“New Cutoff for Star Sizes”
Sky and Telescope, (Apr, 2014)
John Bochanski
A main-sequence star is an astronomical object massive enough to support thermonuclear fusion, that is, a sphere of ionized gas whose mass is sufficient to provide temperature and pressure in its interior sufficiently high to allow hydrogen to fuse into helium.
Objects less massive may still look like stars, and glow by releasing radiation derived from its gravitational collapse. These range from “brown dwarfs” all the way down to gas-giant planets like our own Jupiter. Jupiter is cold, its gasses un-ionized, and shines mostly by reflected sunlight, but it does emit radiation at the radio and microwave regions of the spectrum. The ancient gravitational potential energy of the outer layers is radiated away at the surface and the interior temperature and pressure supports the weight of those layers and keeps the objects from gravitationally collapsing to a point.
Most massive stars wind up this way at the end of their lives, as white dwarfs that have consumed all their nuclear fuel and are only kept in stellar configuration by the relict gravitational potential energy of their outer layers. They no longer produce energy, they only lose the old gravitational energy of the nebula where they were born.

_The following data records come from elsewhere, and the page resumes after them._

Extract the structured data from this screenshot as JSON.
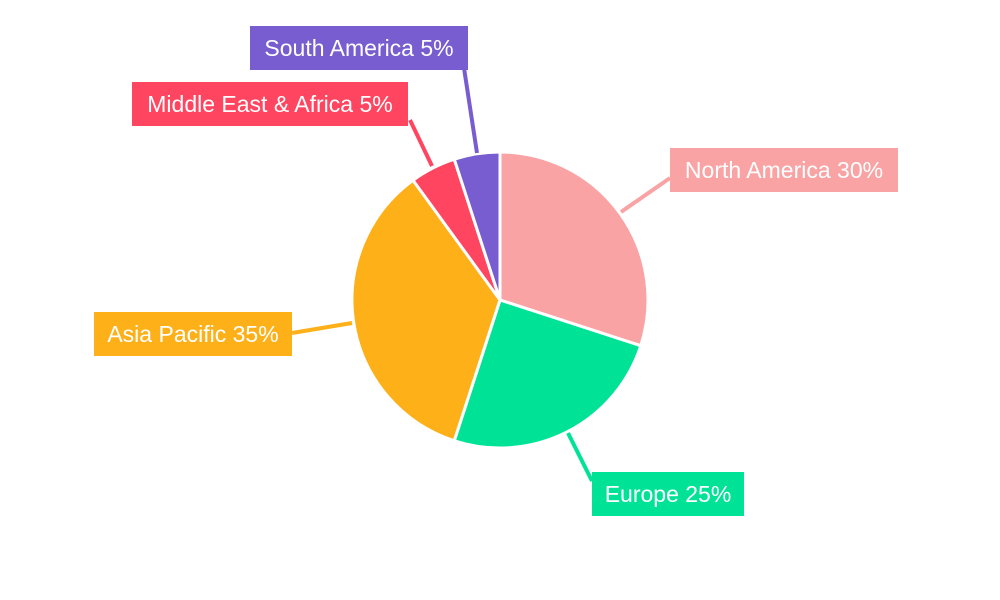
{
  "chart_data": {
    "type": "pie",
    "title": "",
    "start_angle": "top, clockwise",
    "slices": [
      {
        "label": "North America",
        "value": 30,
        "text": "North America 30%",
        "color": "#F9A3A4"
      },
      {
        "label": "Europe",
        "value": 25,
        "text": "Europe 25%",
        "color": "#00E396"
      },
      {
        "label": "Asia Pacific",
        "value": 35,
        "text": "Asia Pacific 35%",
        "color": "#FEB019"
      },
      {
        "label": "Middle East & Africa",
        "value": 5,
        "text": "Middle East & Africa 5%",
        "color": "#FF4560"
      },
      {
        "label": "South America",
        "value": 5,
        "text": "South America 5%",
        "color": "#775DD0"
      }
    ],
    "legend": "none",
    "data_labels": "outside with leader lines"
  }
}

Brown dwarfs produce no energy either, although they may still be bright enough to look like faint stars. We know the distinguishing criterion between the brightest brown dwarfs and faintest red dwarfs is whether or not fusion occurs in their cores. The determining parameter is mass. Presumably, the Mass Function (the histogram of stellar masses from Main Sequence stars through brown dwarfs down to gas giant planets) is a smooth curve, and it is poorly understood, although we do know the least massive objects are the most numerous. Dynamical stability considerations prevent stars being formed of more than a hundred or so solar masses. Jupiter is about 1/1000 of a solar mass.

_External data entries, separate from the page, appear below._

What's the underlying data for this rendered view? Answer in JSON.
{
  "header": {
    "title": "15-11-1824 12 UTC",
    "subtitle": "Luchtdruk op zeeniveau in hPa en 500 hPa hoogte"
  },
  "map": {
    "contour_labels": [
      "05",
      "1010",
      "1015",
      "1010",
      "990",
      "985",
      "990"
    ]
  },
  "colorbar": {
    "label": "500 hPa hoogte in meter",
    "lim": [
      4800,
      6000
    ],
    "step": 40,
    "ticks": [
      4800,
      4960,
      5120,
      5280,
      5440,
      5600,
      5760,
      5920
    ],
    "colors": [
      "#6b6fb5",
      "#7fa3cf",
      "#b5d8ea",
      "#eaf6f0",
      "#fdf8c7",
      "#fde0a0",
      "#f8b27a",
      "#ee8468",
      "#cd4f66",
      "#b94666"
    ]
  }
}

Recent research by Sergio Dieterich and Todd Henry at Georgia State University has published detailed studies of nearby low-mass stars and brown dwarfs and established the boundary between the brown and red dwarfs.
We can now point to a temperature of (2100 K), radius (8.7% that of our Sun), and luminosity (1/8000th of the Sun) and say,’The main sequence ends there,’
The Sun has a surface temperature of 5800 K, or about 5500 degrees C. The Kelvin and Celsius scales are identical, although the zero point of the former is at absolute zero (-273 C).